The Dead Sea rift extends for 1,000 km along a transform plate boundary that has had left-lateral displacement of 105 km since the Miocene. The rift consists of a series of en-echelon, left-stepping (looking north), north-striking, strike-slip faults that are joined by a series of grabens (e.g., the Dead Sea basin). This basin developed as an asymmetric rhomb-shaped graben with nearly vertical, north-striking normal border faults (east and west margins), north-northeast-dipping listric normal faults (south margin), and a south-facing inclined basement (north margin).

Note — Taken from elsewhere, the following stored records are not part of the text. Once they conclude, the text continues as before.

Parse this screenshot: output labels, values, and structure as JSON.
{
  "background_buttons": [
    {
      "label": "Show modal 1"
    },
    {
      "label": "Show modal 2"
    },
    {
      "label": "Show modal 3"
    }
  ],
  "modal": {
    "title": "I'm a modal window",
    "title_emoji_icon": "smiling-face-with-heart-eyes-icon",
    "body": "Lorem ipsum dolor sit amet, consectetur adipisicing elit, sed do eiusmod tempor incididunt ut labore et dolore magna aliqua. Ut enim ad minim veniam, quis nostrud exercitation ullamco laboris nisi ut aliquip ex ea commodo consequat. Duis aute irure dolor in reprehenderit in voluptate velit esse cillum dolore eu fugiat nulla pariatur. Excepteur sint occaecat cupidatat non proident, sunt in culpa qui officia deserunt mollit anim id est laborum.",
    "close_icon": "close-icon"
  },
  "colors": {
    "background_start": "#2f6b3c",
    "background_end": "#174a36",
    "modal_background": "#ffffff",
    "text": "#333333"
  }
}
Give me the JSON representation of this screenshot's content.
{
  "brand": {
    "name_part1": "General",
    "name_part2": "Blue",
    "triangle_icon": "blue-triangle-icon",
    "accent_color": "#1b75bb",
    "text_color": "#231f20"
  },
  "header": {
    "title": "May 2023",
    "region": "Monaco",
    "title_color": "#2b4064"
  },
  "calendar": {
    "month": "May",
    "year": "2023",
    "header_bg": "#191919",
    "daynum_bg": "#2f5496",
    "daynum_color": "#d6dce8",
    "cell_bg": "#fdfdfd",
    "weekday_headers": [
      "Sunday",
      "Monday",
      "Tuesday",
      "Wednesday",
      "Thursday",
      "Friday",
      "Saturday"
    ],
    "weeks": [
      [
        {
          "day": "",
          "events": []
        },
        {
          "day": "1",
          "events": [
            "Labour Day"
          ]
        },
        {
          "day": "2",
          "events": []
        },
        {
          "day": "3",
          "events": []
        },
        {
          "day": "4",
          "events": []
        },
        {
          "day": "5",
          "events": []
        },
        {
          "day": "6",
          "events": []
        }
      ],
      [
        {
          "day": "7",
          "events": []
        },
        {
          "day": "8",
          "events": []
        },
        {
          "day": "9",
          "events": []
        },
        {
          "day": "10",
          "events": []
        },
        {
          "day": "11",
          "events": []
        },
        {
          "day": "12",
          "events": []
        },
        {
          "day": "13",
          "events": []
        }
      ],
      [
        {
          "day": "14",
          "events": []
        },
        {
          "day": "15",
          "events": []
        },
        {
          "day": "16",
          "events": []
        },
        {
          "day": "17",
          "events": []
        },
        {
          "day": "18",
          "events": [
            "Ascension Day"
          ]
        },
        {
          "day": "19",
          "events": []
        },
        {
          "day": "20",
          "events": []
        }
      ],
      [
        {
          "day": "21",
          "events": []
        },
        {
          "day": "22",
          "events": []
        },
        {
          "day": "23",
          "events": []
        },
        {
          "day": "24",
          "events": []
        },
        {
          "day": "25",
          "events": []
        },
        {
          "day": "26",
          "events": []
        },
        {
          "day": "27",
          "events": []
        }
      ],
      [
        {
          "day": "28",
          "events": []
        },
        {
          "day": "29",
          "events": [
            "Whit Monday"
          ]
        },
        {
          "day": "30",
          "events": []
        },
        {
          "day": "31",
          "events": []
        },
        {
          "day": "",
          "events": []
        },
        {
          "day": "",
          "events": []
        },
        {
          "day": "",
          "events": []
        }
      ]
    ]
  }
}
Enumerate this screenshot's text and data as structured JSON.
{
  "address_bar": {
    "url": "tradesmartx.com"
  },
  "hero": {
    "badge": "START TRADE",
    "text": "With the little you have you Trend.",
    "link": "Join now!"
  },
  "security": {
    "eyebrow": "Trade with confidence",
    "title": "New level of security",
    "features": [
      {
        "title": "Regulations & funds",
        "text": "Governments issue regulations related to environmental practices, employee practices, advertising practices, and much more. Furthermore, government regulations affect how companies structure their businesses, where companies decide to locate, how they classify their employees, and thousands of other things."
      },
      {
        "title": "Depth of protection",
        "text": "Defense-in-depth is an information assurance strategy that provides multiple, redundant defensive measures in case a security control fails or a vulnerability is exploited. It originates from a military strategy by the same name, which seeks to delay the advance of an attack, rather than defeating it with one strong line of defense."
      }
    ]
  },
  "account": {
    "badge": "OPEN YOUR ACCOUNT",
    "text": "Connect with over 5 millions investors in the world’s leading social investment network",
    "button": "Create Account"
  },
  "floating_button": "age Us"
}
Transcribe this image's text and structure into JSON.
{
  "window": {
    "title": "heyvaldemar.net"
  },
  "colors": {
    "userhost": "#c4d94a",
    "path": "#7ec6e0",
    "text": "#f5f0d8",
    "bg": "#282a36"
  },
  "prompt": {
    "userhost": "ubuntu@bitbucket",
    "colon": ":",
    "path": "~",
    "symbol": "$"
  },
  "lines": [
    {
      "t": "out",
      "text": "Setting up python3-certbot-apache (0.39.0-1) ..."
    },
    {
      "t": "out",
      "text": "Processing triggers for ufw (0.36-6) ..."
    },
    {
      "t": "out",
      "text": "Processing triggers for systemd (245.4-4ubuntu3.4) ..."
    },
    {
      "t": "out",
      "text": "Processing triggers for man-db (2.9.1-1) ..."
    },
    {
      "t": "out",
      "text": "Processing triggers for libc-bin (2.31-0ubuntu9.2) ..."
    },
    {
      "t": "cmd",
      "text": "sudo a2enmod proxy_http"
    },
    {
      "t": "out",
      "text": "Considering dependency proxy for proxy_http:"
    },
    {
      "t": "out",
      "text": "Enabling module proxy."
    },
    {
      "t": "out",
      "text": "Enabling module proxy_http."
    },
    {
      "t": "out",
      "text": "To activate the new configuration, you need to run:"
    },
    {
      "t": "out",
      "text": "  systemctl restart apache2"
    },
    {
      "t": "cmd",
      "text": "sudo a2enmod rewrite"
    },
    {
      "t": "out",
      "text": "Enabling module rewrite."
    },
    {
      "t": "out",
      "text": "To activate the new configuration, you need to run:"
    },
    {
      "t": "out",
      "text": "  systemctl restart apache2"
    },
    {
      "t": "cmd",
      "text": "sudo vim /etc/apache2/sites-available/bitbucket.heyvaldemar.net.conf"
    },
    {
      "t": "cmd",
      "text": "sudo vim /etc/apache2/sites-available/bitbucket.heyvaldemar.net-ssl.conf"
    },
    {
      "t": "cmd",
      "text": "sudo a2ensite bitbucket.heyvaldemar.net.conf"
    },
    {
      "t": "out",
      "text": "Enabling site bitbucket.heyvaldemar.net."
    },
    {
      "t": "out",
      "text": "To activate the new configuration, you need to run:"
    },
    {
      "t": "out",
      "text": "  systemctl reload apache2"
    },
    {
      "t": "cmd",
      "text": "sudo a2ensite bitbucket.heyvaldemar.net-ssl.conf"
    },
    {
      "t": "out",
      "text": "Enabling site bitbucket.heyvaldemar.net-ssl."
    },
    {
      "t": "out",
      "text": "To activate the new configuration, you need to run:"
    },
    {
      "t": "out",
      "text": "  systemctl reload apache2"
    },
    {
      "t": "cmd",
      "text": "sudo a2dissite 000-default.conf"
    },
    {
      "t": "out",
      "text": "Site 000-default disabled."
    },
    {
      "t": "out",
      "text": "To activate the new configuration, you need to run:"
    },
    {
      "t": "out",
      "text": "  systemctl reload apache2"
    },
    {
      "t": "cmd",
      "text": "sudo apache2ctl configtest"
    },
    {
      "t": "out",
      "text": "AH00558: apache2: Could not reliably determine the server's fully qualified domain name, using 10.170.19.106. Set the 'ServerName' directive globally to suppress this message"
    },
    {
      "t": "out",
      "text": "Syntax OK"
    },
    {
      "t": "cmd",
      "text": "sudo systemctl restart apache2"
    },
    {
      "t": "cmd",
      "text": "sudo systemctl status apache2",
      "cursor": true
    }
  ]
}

Displacement along the transform produced three basins, whose depocenters migrated north where they received Miocene fluvial clastics, Pliocene marine evaporites, and Pleistocene-Holocene lacustrine sediments

Graben filling today is governed largely by tectonism, which modifies rift climates and morphology. As warm moist air from the Mediterranean Sea rises over the rift shoulders, it cools adiabatically, yielding up to 900 mm of rain water for high discharge, ephemeral streams that prograde vast prisms of coalescing shallow water fan deltas along the western border fault. The eastern basin margin, by contrast, is dominated by an active transform boundary, a narrow shelf, and a spectacular deep (750 m below MSL) that receives deep water clastics. Whereas the northern margin of the basin receives fine-grained clastics from the prograding delta of the Jordan River (a perennial stream, whose drainage basin lies in a humid terrane far to the north), the southern margin is dominated by evaporites that are precipitated in shallow water basins (upon adiabatic warming of descending air).

AAPG Search and Discovery Article #91043©1986 AAPG Annual Convention, Atlanta, Georgia, June 15-18, 1986.